YEMEN: Dozens detained in secret dungeons
Fighting between official armed forces and rebels in Yemen was officially over this summer. But dozens of political prisoners remained locked up in Yemeni prisons without charge or trial with some even believed to be missing, an international human rights organization declared today.
According to a new report published today by the New York-based Human Rights Watch, security forces in this poor Arab country bordering Saudi Arabia have “systematically and unlawfully” jailed several hundred people, including journalists, during the four-year civil war with rebel forces in the northern parts of the country.
Joe Stork, deputy Middle East director at HRW, said:
“Dozens of people who committed no crime are still languishing in Yemeni prisons, months after the president promised to deal with their cases… Some family members still don’t know if their loved ones who were ‘disappeared’ are dead or alive.”
After declaring in July the end of fighting between Houthi insurgents and the government, the president of the country, Ali Abdullah Saleh, ordered some prisoners released but many remain in jail.
Those arrested in the conflict comprise a wide range of people not actively participating in hostilities against government forces, according to the 47-page report, “Disappearances and Arbitrary Arrests in the Armed Conflict with Huthi Rebels in Yemen.”
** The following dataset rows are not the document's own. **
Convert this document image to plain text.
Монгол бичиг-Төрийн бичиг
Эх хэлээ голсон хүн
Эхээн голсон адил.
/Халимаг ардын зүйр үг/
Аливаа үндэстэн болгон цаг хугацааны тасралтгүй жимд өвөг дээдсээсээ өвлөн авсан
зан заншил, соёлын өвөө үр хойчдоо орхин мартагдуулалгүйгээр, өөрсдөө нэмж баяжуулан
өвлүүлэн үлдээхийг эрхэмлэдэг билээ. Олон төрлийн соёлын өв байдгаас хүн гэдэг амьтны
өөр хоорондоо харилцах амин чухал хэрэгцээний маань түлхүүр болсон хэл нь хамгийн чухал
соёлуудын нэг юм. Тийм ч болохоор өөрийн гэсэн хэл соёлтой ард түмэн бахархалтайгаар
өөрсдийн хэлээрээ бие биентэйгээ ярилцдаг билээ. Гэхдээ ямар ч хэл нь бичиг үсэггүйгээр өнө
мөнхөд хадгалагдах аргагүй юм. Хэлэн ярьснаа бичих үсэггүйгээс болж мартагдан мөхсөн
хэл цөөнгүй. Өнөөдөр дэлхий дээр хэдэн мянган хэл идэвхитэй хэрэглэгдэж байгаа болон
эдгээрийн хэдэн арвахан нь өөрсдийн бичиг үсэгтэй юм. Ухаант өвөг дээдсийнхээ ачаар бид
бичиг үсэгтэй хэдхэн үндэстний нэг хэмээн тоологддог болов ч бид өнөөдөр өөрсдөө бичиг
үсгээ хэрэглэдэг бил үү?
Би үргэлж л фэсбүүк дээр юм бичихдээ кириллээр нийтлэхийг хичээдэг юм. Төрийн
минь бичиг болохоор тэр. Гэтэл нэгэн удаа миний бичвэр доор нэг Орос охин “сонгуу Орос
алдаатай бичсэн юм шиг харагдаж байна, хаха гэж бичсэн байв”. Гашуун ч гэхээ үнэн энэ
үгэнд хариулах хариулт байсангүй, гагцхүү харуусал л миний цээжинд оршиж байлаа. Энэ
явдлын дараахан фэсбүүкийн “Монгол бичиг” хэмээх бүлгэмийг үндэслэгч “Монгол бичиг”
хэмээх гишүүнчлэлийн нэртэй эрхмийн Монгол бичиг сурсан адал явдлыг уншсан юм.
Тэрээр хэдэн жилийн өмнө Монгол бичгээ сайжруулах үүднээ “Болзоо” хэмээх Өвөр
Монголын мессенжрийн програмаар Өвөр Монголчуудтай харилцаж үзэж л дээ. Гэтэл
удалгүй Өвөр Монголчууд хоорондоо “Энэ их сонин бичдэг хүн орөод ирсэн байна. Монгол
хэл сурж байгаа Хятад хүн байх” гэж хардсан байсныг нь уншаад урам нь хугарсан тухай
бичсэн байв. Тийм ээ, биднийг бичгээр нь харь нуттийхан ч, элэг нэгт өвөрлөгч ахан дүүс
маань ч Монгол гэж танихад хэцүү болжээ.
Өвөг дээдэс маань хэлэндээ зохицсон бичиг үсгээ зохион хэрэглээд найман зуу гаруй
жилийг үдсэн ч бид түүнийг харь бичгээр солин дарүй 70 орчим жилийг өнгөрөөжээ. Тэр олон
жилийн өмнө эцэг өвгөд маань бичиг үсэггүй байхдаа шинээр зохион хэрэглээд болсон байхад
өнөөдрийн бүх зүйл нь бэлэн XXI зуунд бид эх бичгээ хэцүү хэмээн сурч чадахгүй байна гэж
Detainees included people who targeted for their religious activism, ones held hostage to pressure a wanted family member to surrender or even, more recently, journalists and website writers locked up merely for publishing information about the conflict.
In the 1990s, Houthis emerged in Northern Yemen as a pacifist Shiite religious revivalist movement, but in 2004 after the Yemeni government closed their religious schools they launched an armed conflict against authorities.